Tue. Dec 10th, 2019

Renowned For Sound

For the latest music reviews and interviews

EP Review: The Wind And The Wave – Covers One

3 min read

After gaining attention for last year’s debut album, From The Wreckage, Austin based duo The Wind and The Wave have quickly returned to bring us a brand new EP, Covers One. The pair met during the production of two album’s by vocalist Patricia Lynn’s former band Soldier Thread, on which record producer and musician Dwight Baker was working. Quickly forming a strong friendship, Baker and Lynn decided to write an album together, becoming ‘The Wind’ and ‘The Wave’ respectively. Their EP features playful renditions of classic tracks from Simple Minds, Stevie Nicks, R. Kelly, and more, and sees the two-piece indie-folk outfit at their most experimental and adventurous.

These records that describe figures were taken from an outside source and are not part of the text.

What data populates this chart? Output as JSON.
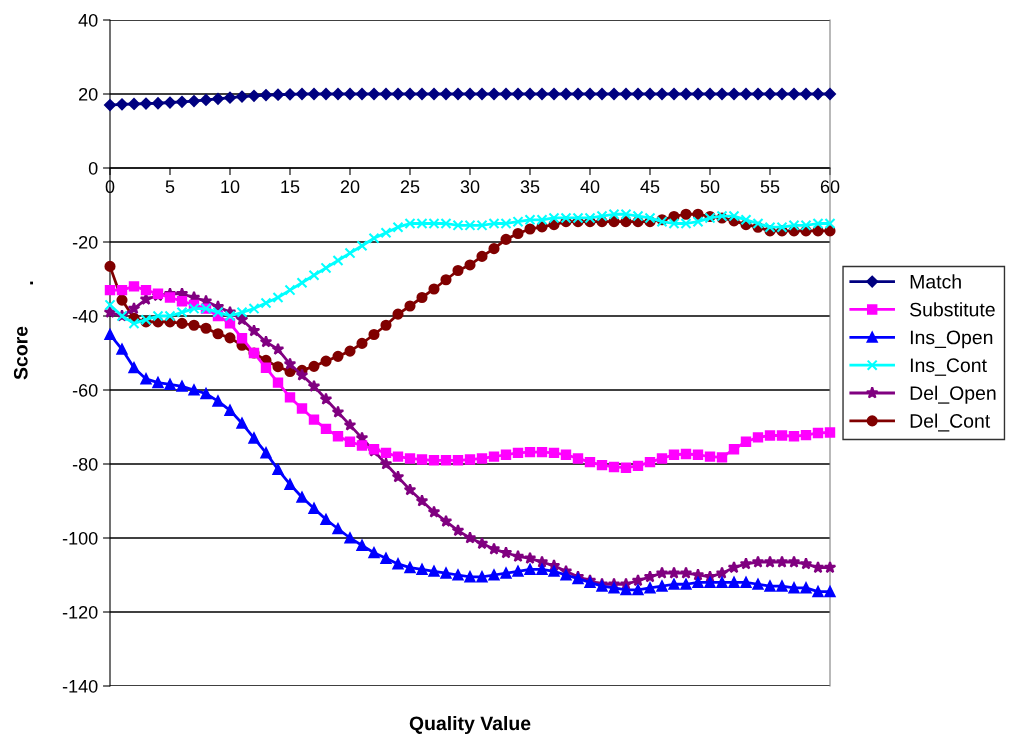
{
  "chart_data": {
    "type": "line",
    "xlabel": "Quality Value",
    "ylabel": "Score",
    "annotations": [
      "."
    ],
    "x": [
      0,
      1,
      2,
      3,
      4,
      5,
      6,
      7,
      8,
      9,
      10,
      11,
      12,
      13,
      14,
      15,
      16,
      17,
      18,
      19,
      20,
      21,
      22,
      23,
      24,
      25,
      26,
      27,
      28,
      29,
      30,
      31,
      32,
      33,
      34,
      35,
      36,
      37,
      38,
      39,
      40,
      41,
      42,
      43,
      44,
      45,
      46,
      47,
      48,
      49,
      50,
      51,
      52,
      53,
      54,
      55,
      56,
      57,
      58,
      59,
      60
    ],
    "xlim": [
      0,
      60
    ],
    "xticks": [
      0,
      5,
      10,
      15,
      20,
      25,
      30,
      35,
      40,
      45,
      50,
      55,
      60
    ],
    "ylim": [
      -140,
      40
    ],
    "yticks": [
      -140,
      -120,
      -100,
      -80,
      -60,
      -40,
      -20,
      0,
      20,
      40
    ],
    "grid": "y",
    "legend": "right",
    "line_style": "solid",
    "series": [
      {
        "name": "Match",
        "color": "#000080",
        "marker": "diamond",
        "values": [
          17,
          17.2,
          17.3,
          17.4,
          17.5,
          17.7,
          17.9,
          18.1,
          18.4,
          18.7,
          19,
          19.3,
          19.5,
          19.7,
          19.8,
          19.9,
          20,
          20,
          20,
          20,
          20,
          20,
          20,
          20,
          20,
          20,
          20,
          20,
          20,
          20,
          20,
          20,
          20,
          20,
          20,
          20,
          20,
          20,
          20,
          20,
          20,
          20,
          20,
          20,
          20,
          20,
          20,
          20,
          20,
          20,
          20,
          20,
          20,
          20,
          20,
          20,
          20,
          20,
          20,
          20,
          20
        ]
      },
      {
        "name": "Substitute",
        "color": "#ff00ff",
        "marker": "square",
        "values": [
          -33,
          -33,
          -32,
          -33,
          -34,
          -35,
          -36,
          -37,
          -38,
          -40,
          -42,
          -46,
          -50,
          -54,
          -58,
          -62,
          -65,
          -68,
          -70.5,
          -72.5,
          -74,
          -75,
          -76,
          -77,
          -78,
          -78.5,
          -78.8,
          -79,
          -79,
          -79,
          -78.8,
          -78.5,
          -78,
          -77.5,
          -77,
          -76.8,
          -76.8,
          -77,
          -77.5,
          -78.5,
          -79.5,
          -80.3,
          -80.8,
          -81,
          -80.5,
          -79.5,
          -78.5,
          -77.5,
          -77.3,
          -77.5,
          -78,
          -78.2,
          -76,
          -74,
          -72.8,
          -72.3,
          -72.3,
          -72.5,
          -72.2,
          -71.6,
          -71.5
        ]
      },
      {
        "name": "Ins_Open",
        "color": "#0000ff",
        "marker": "triangle",
        "values": [
          -45,
          -49,
          -54,
          -57,
          -58,
          -58.5,
          -59,
          -60,
          -61,
          -63,
          -65.5,
          -69,
          -73,
          -77,
          -81.5,
          -85.5,
          -89,
          -92,
          -95,
          -97.5,
          -100,
          -102,
          -104,
          -105.5,
          -107,
          -108,
          -108.5,
          -109,
          -109.5,
          -110,
          -110.5,
          -110.5,
          -110,
          -109.5,
          -109,
          -108.5,
          -108.5,
          -109,
          -110,
          -111,
          -112,
          -113,
          -113.5,
          -114,
          -114,
          -113.5,
          -113,
          -112.5,
          -112.5,
          -112,
          -112,
          -112,
          -112,
          -112,
          -112.5,
          -113,
          -113,
          -113.5,
          -113.5,
          -114.5,
          -114.5
        ]
      },
      {
        "name": "Ins_Cont",
        "color": "#00ffff",
        "marker": "cross",
        "values": [
          -37,
          -40,
          -42,
          -41,
          -40,
          -40,
          -39,
          -38,
          -38,
          -39,
          -40,
          -39,
          -38,
          -36.5,
          -35,
          -33,
          -31,
          -29,
          -27,
          -25,
          -23,
          -21,
          -19,
          -17.5,
          -16,
          -15,
          -15,
          -15,
          -15,
          -15.5,
          -15.5,
          -15.5,
          -15,
          -15,
          -14.5,
          -14,
          -14,
          -13.5,
          -13.5,
          -13.5,
          -13.5,
          -13,
          -12.5,
          -12.5,
          -13,
          -13.5,
          -14.5,
          -15,
          -15,
          -14.5,
          -13.5,
          -13,
          -13,
          -14,
          -15,
          -16,
          -16,
          -15.5,
          -15.5,
          -15,
          -15
        ]
      },
      {
        "name": "Del_Open",
        "color": "#800080",
        "marker": "star",
        "values": [
          -39,
          -40,
          -38,
          -35.5,
          -34.5,
          -34,
          -34,
          -35,
          -36,
          -37.5,
          -39,
          -41,
          -44,
          -47,
          -49,
          -53,
          -56,
          -59,
          -62.5,
          -66,
          -69.5,
          -73,
          -76.5,
          -80,
          -83.5,
          -87,
          -90,
          -93,
          -95.5,
          -98,
          -100,
          -101.5,
          -103,
          -104,
          -105,
          -105.5,
          -106.5,
          -107.5,
          -109,
          -110.5,
          -111.5,
          -112.5,
          -112.5,
          -112.5,
          -111.5,
          -110.5,
          -109.5,
          -109.5,
          -109.5,
          -110,
          -110.5,
          -109.5,
          -108,
          -107,
          -106.5,
          -106.5,
          -106.5,
          -106.5,
          -107,
          -108,
          -108
        ]
      },
      {
        "name": "Del_Cont",
        "color": "#800000",
        "marker": "circle",
        "values": [
          -26.6,
          -35.7,
          -40.6,
          -41.6,
          -41.6,
          -41.6,
          -42,
          -42.5,
          -43.3,
          -44.8,
          -45.9,
          -47.9,
          -50,
          -52,
          -53.7,
          -55,
          -54.7,
          -53.6,
          -52.2,
          -50.9,
          -49.5,
          -47.4,
          -45,
          -42.5,
          -39.5,
          -37.3,
          -35,
          -32.7,
          -30.2,
          -27.7,
          -26.2,
          -23.9,
          -21.8,
          -19.3,
          -17.7,
          -16.5,
          -15.9,
          -15.3,
          -14.5,
          -14.5,
          -14.5,
          -14.5,
          -14.5,
          -14.5,
          -14.5,
          -14.5,
          -14,
          -13.1,
          -12.5,
          -12.5,
          -13.1,
          -13.5,
          -14.3,
          -15.3,
          -16,
          -17,
          -17,
          -17,
          -17,
          -17,
          -17
        ]
      }
    ]
  }
}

The Wind And The Wave Covers OneOne point frequently discussed by critics following the release of From The Wreckage, and the indie-folk resurgence that occurred a few years prior, was the tendency for bands of this genre to sound indistinguishable from each other. However, with such a varied selection of covered artists on Covers One, The Wind and The Wave have ambitiously pushed the boundaries of their genre.

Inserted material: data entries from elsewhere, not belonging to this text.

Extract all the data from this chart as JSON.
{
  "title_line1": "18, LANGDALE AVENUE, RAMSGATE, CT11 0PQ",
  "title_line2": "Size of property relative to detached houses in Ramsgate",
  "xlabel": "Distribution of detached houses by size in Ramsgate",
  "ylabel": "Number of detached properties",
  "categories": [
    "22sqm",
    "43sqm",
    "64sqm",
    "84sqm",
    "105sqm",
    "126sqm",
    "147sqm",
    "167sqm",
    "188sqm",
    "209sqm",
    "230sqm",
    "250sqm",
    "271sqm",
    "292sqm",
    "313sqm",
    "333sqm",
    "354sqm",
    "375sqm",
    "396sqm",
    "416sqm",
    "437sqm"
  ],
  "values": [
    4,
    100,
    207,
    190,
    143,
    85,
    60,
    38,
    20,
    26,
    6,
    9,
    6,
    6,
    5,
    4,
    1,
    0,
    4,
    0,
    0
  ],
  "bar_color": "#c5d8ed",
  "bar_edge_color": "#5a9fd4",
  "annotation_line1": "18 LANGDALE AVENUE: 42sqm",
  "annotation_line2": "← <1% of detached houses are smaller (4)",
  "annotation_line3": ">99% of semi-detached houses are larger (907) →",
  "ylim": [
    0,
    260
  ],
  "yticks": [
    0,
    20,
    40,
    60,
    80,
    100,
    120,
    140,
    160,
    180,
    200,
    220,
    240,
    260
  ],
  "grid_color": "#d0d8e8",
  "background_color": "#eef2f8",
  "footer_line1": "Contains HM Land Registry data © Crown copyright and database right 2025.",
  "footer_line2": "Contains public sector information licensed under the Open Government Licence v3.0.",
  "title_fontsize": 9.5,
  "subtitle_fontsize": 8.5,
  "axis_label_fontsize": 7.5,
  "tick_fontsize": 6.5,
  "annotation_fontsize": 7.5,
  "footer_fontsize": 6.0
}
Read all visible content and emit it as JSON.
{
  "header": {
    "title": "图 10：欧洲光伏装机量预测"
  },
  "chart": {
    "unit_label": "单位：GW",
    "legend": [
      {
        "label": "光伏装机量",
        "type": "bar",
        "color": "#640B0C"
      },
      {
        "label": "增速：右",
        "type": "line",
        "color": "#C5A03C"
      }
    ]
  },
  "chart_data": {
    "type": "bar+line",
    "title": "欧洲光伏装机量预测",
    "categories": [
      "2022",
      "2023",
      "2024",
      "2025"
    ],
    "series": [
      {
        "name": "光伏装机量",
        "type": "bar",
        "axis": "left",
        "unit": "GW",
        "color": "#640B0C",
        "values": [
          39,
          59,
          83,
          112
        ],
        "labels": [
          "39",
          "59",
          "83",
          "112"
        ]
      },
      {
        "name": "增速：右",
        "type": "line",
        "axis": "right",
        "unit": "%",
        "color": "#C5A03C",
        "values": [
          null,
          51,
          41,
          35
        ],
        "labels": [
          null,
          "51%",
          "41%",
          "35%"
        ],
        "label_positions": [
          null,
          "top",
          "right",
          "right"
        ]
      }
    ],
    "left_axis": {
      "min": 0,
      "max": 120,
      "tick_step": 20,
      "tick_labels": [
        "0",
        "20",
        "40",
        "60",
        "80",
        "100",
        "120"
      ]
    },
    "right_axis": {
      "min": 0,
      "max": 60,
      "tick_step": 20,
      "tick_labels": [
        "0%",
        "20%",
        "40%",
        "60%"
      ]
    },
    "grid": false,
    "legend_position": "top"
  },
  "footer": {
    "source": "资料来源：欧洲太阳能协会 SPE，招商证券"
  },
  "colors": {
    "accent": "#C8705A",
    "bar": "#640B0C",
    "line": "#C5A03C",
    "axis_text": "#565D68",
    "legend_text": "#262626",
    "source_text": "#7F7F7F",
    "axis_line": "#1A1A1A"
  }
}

An example of this is in their ‘remix’ of R. Kelly’s Ignition. While Lynn’s feminine and folky vocals are poorly suited to rap and lead to a rendition that is slightly awkward, there is still something endearing about this cover. The duo should be commended for their adventurousness in stepping well out of the comforts of their folk origins and providing a cover that is unlike any other.

As for what inspired the overall mini-album,  the ball got rolling when the duo recorded their covers of Simple Minds’ Don’t You (Forget About Me) and the Cyndi Lauper classic Time After Time for US medical drama series Greys Anatomy. Their upbeat, clap-along rendition of Don’t You (Forget About Me) is so far from the original that it’s almost unrecognisable, however seems to show a band that is enjoying themselves immensely. The track is toe-tappingly infectious, driven along by a bubbly banjo melody, and Lynn’s vocals are sweet and somehow joyous, despite the underlying yearning of the original song. In contrast, the EP’s closing track is slowed and sensitive. Stripped back to a gentle acoustic guitar harmony and the emotive vocals of both members of the pair, Time After Time has the potential to be truly moving.

While Edge Of Seventeen lacks the gutsiness of the Stevie Nicks’ original, this rendition does stand out as one of the most well executed tracks. The gradual build up of instrumental layers, on top of considered vocal harmonies leads to a complex soundscape that is difficult to ignore.

Without a doubt however, the highlight of the album, and the track that has received the most attention since its release, it the rootsy folk-rock rendition of You’ve Got Time, the Regina Spektor track most recognisable as the theme tune to the hit TV show Orange Is The New Black.

Lynn is an incredibly talented vocalist, as demonstrated throughout this entire album, however it’s the clear chemistry between her and Baker that really makes this EP so enjoyable. When listening to Covers One you can sense that the pair simply had fun making this album. It’s a light hearted offering from the duo, but shows The Wind and The Wavre are both playful and adventurous, traits that many other indie-folk outfits would envy.